Words: Jonathan Whiley

By today’s standard of modern luxury, it’s not particularly fashionable to fawn over fixtures and fittings. But when a hotel stakes a claim as “London’s heaviest” – due to the sheer amount of marble that runs through its veins – it’s hard not to swoon just a little.

This is the equivalent of 80s’ power dressing and Hotel Café Royal has broad, historic shoulders to carry the weight of history within its rather beautiful walls. Founded by a French wine merchant in 1863 (having fled bankruptcy from his native country with his wife), by the late 19th-century the brasserie became the epicentre of fashionable society. The literati couldn’t resist its allure with the likes of HG Wells, George Bernard Shaw and Rudyard Kipling among the patrons. Arthur Conan Doyle was so besotted he even wrote it into one of his Sherlock Holmes novels.

Mercifully it continues to celebrate its colourful history and illustrious guests. Take a seat in the opulent Oscar Wilde lounge – Wilde would hold court here with his poetry – and you will be handed an afternoon tea menu with a guide to some of the famous names to have dined. The A-list roll calls spans statesmen, rock stars and royalty; from Winston Churchill to Brigitte Bardot, Elizabeth Taylor to Princess Diana.

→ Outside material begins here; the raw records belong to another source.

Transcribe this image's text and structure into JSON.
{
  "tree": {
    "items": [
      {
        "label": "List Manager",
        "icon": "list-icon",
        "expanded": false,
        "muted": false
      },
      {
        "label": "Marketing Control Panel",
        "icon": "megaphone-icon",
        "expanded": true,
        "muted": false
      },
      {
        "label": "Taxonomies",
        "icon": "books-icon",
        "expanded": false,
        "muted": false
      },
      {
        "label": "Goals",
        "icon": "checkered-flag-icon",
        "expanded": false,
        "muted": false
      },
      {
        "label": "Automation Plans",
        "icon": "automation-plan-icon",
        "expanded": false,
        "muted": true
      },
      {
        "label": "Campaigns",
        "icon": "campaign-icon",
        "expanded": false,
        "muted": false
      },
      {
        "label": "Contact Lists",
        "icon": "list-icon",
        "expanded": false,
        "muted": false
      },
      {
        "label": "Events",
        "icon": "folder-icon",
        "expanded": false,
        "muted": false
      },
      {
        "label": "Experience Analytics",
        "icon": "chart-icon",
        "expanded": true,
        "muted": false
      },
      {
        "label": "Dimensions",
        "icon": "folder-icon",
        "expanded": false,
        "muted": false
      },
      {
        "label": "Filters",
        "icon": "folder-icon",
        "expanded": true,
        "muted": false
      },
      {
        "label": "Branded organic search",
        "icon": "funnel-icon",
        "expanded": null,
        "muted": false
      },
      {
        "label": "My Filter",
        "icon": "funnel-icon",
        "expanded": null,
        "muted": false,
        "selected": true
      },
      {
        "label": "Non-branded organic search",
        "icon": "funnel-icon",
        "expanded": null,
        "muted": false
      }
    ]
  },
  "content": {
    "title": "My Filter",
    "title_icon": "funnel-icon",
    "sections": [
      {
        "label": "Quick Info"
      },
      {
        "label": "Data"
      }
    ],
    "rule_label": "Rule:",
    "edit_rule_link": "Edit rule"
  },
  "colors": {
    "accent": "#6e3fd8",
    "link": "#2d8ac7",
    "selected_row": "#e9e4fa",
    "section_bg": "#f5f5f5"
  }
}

Perhaps most surprising is its long association with boxing. In 1867, the Earl of Lonsdale and the fifth Marquis of Queensberry – founders of the National Sporting Club – laid down their set of boxing rules here. Almost a century on – in 1951 – Café Royal became home to the National Sporting Club with black tie dinners taking place before bouts.

The likes of Henry Cooper and Frank Bruno spent time in the ring here, as did Muhammad Ali who – in 1977 – famously held a press conference at the Café whilst feeding his 12-month old daughter after her babysitter had taken ill.

In 2008 – as part of plans to redevelop the southern end of Regent Street – the building was acquired by luxury hotel group The Set Collection. A radical four-year restoration and redevelopment took place under David Chipperfield Architects, before it reopened as Hotel Café Royal with a dazzling new-look.

Hotel Cafe Royal pool

Today it remains one of the capital’s very best hotels; elegant, but never too formal, classy but never aloof. There is huge attention to detail throughout; from the small coupe of champagne that greets your arrival to earl grey jelly served with your afternoon tea scones or the welcome palate cleanser of blood orange sorbet with cocoa nibs crumble.

Facilities are first-class; enjoy a tasting menu of modern French cuisine at Alex Dilling’s restaurant, experience “a parade of sweet treats” at Cakes & Bubbles by Michelin-starred Albert Adrià (widely regarded as one of the world’s best pastry chefs) or kick back at the Akasha Holistic Wellbeing Centre with a beautiful 18-metre lap pool, Hammam, sauna and hot tub.

Rooms and suites are surprisingly understated – in a uniform of largely muted tones with the occasional splash of colour – while the stunning marble bathrooms are surely among the finest of any five-star hotel in London.

Our Westminster Suite offered primetime views of both Regent Street and Piccadilly Circus and such was the coveted view (said to be the Instagram shot we were told) we remained there for a leisurely, memorable breakfast.

My only gripe was a minor one (I tussled endlessly with the technology-led lighting), but it remains a first world problem footnote. Café Royal – where David Bowie famously retired his alter ego Ziggy Stardust with a star-studded party dubbed ‘The Last Supper’ – remains as fabulous as ever. Put on your red shoes and dance the blues – plenty of marble awaits.